The experimental drug ketamine has been shown to reduce symptoms of major depression, even in treatment-resistant patients, within hours of a single intravenous administration.  A medicine based on ketamine—a chemical derivative called esketamine—was approved by the FDA for use in treatment-resistant depressed patients in 2019.

Yet the search continues for better versions of ketamine. This includes drugs that might act as rapidly to reduce major depression symptoms but which have fewer risks of adverse side effects, as well as agents with a longer-lasting antidepressant effect. In most patients, ketamine’s therapeutic effects fade within a week, at which point the underlying depression reasserts itself. Some patients have received repeated ketamine infusions over a period of months to maintain the antidepressant effect.  The safety profile of this strategy remains uncertain, however.

A team of researchers led by Rebecca B. Price, Ph.D., of the University of Pittsburgh School of Medicine, now report in The American Journal of Psychiatry that they have tested a way of extending ketamine’s antidepressant effect. It involves pairing a single intravenous administration of ketamine in treatment-resistant patients with a computer-administered training procedure given in the days following the treatment. Results were encouraging.

A randomized, double-blinded trial conducted by Dr. Price and colleagues who included Robert H. Howland, M.D., a 1991 BBRF Young Investigator, and Sanjay J. Mathew, M.D., a 2009 BBRF Independent Investigator and 2006 and 2001 Young Investigator, was performed with a study cohort of 154 adults with treatment-resistant depression, most in the their 30s and 40s.

The participants were divided randomly into 3 groups. One group (53 participants) received a single treatment of ketamine plus a series of computer-administered training sessions called ASAT that are designed to increase self-esteem.  A second group (50) received a placebo injection instead of ketamine plus the ASAT training. A third group (50) received ketamine and a placebo version of ASAT training.  
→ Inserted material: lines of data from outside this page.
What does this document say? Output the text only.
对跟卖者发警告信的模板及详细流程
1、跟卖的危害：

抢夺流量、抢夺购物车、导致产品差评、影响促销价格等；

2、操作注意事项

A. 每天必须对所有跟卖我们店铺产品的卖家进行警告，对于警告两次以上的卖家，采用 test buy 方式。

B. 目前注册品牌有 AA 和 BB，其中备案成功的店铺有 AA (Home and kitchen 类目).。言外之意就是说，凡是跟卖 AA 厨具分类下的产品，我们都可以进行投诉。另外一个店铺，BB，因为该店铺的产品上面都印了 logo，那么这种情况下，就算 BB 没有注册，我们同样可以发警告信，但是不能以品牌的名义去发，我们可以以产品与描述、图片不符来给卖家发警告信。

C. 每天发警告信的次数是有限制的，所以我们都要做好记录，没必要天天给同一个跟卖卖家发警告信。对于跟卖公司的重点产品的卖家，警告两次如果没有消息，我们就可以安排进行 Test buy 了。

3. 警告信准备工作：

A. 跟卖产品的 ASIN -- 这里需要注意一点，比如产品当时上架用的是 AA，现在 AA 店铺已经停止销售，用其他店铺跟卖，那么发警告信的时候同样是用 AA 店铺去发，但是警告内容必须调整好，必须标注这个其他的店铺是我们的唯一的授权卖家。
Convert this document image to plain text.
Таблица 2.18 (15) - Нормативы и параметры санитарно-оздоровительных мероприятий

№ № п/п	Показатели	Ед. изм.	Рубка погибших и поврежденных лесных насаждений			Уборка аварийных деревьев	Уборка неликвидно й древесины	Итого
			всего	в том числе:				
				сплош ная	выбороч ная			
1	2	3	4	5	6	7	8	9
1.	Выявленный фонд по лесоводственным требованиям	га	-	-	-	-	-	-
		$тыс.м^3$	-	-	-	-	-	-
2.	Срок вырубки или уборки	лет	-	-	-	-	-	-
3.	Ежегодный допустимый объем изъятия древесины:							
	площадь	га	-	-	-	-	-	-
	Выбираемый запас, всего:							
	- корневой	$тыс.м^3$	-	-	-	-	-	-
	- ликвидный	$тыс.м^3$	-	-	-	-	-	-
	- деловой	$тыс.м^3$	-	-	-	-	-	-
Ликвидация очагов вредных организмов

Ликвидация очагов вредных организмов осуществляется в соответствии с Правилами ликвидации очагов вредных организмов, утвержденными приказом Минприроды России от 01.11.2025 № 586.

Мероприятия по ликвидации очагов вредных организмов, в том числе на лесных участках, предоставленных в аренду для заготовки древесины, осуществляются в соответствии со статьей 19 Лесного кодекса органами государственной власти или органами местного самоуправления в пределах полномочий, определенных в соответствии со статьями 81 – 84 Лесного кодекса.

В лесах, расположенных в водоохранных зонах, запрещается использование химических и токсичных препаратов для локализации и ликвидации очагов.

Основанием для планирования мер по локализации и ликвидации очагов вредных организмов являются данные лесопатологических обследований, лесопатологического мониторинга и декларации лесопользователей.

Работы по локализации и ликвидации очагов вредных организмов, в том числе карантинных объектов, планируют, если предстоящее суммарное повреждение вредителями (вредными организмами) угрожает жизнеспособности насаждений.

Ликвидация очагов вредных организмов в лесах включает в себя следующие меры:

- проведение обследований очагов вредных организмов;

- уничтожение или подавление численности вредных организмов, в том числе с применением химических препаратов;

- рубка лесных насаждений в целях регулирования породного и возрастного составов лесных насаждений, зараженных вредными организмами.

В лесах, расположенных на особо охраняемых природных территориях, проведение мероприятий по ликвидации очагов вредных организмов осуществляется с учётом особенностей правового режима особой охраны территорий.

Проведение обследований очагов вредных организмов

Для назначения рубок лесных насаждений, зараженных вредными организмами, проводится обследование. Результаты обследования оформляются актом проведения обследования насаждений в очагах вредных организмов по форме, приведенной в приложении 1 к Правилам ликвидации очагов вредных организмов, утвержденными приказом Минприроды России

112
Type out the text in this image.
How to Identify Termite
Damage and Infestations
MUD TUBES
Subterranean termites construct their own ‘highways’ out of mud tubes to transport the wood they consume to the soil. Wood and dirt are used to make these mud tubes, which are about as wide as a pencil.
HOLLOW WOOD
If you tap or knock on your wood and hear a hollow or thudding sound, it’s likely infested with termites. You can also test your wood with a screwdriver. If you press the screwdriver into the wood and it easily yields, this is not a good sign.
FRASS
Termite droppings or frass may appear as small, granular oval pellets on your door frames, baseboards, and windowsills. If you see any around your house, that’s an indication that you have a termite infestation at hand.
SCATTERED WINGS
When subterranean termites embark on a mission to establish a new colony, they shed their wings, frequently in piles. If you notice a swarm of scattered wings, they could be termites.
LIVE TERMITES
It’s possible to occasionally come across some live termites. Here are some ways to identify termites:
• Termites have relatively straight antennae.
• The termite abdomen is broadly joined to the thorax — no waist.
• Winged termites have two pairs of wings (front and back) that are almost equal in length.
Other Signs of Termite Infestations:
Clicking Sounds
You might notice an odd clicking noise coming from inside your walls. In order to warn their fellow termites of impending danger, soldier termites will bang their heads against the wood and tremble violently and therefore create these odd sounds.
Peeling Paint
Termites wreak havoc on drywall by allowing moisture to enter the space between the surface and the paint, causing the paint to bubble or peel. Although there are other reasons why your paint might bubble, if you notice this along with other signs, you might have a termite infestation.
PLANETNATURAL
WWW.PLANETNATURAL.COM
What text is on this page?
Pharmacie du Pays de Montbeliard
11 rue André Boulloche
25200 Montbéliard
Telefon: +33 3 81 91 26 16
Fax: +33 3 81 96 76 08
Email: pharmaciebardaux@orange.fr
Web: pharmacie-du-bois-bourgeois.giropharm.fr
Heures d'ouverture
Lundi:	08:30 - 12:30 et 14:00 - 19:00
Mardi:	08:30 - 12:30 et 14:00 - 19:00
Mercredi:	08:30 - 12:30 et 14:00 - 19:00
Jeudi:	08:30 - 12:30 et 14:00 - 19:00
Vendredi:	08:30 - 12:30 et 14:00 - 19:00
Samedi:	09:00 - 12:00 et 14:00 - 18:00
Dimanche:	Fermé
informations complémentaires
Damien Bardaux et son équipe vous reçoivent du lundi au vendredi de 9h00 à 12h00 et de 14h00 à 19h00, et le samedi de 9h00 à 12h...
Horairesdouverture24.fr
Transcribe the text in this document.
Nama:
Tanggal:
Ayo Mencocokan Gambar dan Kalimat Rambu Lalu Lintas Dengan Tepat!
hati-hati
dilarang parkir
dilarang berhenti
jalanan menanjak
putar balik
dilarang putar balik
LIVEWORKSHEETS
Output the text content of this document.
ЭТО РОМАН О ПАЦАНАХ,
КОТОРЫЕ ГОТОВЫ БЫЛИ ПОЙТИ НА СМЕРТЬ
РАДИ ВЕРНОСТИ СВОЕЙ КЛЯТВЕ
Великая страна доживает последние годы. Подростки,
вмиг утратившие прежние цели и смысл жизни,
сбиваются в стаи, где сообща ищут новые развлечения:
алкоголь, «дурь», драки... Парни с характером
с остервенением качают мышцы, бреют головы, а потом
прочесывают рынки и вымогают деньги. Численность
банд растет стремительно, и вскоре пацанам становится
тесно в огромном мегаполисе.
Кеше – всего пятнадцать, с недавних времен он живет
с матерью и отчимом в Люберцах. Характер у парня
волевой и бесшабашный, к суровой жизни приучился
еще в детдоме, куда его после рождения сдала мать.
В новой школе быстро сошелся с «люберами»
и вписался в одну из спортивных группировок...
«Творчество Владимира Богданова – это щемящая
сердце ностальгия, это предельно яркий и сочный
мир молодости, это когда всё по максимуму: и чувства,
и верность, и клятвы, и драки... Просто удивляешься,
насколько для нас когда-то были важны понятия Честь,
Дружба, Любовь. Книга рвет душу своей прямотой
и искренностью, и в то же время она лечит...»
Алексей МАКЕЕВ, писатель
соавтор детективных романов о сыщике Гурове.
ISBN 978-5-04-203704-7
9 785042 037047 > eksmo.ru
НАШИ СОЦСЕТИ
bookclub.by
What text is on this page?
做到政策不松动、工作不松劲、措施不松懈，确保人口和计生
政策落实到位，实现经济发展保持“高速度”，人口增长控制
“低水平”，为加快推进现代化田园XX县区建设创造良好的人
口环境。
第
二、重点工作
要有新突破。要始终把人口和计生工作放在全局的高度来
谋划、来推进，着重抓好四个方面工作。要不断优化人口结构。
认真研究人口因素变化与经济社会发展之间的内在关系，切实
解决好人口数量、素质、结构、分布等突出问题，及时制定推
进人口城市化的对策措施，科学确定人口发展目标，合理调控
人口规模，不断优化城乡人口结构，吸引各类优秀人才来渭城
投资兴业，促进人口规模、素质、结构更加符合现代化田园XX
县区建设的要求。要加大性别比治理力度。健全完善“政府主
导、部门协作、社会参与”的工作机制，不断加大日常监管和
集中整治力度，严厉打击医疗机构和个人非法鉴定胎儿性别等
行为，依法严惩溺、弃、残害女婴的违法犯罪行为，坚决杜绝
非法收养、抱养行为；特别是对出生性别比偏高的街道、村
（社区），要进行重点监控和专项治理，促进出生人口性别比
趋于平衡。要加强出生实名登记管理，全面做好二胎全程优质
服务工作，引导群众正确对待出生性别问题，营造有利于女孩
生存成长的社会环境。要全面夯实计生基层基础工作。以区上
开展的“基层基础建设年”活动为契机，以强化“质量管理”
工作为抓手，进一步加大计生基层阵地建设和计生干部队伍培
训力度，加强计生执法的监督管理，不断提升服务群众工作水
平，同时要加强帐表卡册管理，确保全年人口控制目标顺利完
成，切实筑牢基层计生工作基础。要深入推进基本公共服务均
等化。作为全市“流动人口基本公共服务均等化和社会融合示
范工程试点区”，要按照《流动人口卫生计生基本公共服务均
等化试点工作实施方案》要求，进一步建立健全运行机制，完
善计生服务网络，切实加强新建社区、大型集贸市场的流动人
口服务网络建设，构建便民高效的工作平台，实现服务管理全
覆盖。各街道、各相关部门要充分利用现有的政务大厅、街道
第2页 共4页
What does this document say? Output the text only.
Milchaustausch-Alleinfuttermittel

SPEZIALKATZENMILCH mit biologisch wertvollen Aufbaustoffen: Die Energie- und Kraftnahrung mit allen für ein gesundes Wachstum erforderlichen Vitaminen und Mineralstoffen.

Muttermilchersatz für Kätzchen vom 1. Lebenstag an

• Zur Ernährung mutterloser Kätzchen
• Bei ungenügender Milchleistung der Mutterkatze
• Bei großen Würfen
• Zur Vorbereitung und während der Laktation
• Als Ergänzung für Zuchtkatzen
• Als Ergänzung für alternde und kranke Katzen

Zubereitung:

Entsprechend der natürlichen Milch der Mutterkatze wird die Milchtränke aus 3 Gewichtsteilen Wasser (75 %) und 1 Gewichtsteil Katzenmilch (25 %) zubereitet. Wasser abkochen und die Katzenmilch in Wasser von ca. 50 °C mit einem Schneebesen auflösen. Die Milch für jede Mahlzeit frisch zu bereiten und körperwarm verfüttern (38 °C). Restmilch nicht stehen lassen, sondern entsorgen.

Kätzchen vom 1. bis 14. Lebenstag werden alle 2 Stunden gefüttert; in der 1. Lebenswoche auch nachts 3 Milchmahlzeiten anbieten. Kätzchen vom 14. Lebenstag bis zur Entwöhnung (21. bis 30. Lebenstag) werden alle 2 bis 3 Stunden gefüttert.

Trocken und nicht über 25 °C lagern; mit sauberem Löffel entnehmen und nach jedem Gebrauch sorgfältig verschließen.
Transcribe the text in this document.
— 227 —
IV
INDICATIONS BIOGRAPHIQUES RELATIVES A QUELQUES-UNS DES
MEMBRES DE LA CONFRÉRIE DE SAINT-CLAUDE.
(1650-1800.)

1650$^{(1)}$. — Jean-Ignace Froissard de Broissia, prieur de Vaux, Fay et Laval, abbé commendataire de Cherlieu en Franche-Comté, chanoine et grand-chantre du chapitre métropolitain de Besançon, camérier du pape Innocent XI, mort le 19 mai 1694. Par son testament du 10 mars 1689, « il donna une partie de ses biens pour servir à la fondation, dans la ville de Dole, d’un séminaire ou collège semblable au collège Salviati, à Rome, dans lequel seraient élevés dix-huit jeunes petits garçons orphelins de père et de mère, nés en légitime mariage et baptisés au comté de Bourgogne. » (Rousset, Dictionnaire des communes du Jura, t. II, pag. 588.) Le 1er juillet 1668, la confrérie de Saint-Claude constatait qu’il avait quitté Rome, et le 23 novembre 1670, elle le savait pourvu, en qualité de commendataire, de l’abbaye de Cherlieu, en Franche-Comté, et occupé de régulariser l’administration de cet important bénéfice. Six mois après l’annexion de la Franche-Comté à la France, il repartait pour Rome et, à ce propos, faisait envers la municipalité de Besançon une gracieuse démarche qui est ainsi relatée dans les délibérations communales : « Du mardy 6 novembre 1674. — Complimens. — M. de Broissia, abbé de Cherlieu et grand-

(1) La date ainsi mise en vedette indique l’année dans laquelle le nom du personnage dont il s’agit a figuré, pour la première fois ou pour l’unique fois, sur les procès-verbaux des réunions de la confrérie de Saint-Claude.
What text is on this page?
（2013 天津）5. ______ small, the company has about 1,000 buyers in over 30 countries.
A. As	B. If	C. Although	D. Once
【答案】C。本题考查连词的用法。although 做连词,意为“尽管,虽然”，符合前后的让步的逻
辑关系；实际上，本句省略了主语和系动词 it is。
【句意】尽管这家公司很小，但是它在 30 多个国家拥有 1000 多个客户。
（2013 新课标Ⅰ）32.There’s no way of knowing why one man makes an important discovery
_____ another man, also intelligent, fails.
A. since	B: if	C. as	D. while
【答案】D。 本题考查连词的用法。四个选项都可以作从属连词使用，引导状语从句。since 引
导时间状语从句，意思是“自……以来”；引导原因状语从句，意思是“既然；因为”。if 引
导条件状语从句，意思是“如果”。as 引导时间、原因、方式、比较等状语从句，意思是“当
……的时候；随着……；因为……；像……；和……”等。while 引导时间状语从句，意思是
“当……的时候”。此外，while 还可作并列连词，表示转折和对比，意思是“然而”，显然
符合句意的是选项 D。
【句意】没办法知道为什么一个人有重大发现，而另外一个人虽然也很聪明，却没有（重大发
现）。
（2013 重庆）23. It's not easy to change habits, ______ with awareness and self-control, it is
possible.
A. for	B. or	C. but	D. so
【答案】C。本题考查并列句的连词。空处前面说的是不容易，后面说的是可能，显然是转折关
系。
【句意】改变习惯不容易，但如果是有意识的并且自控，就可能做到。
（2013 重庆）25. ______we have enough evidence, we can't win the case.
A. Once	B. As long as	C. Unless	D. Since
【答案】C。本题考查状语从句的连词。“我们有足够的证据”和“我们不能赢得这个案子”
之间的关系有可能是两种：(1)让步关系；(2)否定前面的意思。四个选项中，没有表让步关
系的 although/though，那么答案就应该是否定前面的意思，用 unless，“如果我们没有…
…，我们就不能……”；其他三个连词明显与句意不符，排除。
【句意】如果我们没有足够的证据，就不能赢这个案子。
ASAT stands for Automated Self-Association Training.  Dr. Price and her team wanted to test it in connection with a hypothesis they hold about how ketamine exerts its therapeutic effects.  The team posits that one central reason ketamine works is because it causes a rapid and pronounced increase in the plasticity of neurons and brain circuits.  Plasticity refers to the ability of brain cells to change the strength of their connections.  It is widely thought that increases in plasticity are at least part of, and may be central to, the antidepressant effect, of ketamine and possibly other existing depression treatments.

“We have hypothesized that these [plasticity] effects [rapidly induced by ketamine] may produce a corresponding neurocognitive shift,” the team noted in its paper. It was their hope that “we can extend rapid mood relief during a window of opportunity, using behavioral learning-based approaches.”

The approach they used, ASAT, is designed “to reinforce adaptive patterns of cognition through automated [i.e., computer-administered] training.”  By adaptive, the team means patterns of behavior that help the individual adapt to or cope with challenges. This is relevant because depression is typically associated with low self-esteem and chronic, repetitive patterns of negative thinking.  

The idea of using the ASAT training program following a single ketamine treatment was that the drug would boost plasticity and thus mood, opening a “window of opportunity” in which the ASAT training might “consolidate beneficial processing patterns and prolong ketamine’s rapid [positive] mood effects.”

Nearly all of the participants in the trial—148 of the initial 154—received full courses of either ASAT training or a placebo version of it, following a single ketamine treatment or a placebo version of one. The training was given in the 4 days following ketamine or placebo injection being administered.  Two training sessions of about 20 minutes were given each of those days.

In those who received both “active” ketamine and ASAT, the team found that ketamine’s initial antidepressant effect was extended for at least 30 days.  (In-person trial monitoring ended at that point, although a questionnaire-based follow-up will continue for a year, and results will be forthcoming.)  Trial participants who received a placebo injection but an “active” version of ASAT training received relatively little benefit over the 30-day period. Those who received active ketamine and a placebo version of ASAT responded over the month as do most patients who take only ketamine; their depression symptoms steadily returned.  

The team offered this conclusion: “After priming the brain with ketamine, training positive self-associations could provide an efficient, low-cost, portable, noninvasive, and highly dissemination-ready strategy for leveraging and extending ketamine’s rapid antidepressant effects.”

Larger trials involving more diverse patient populations must follow this initial study, the team said, before ASAT or similar strategies might be paired with rapid-acting antidepressants including ketamine to extend their therapeutic effects.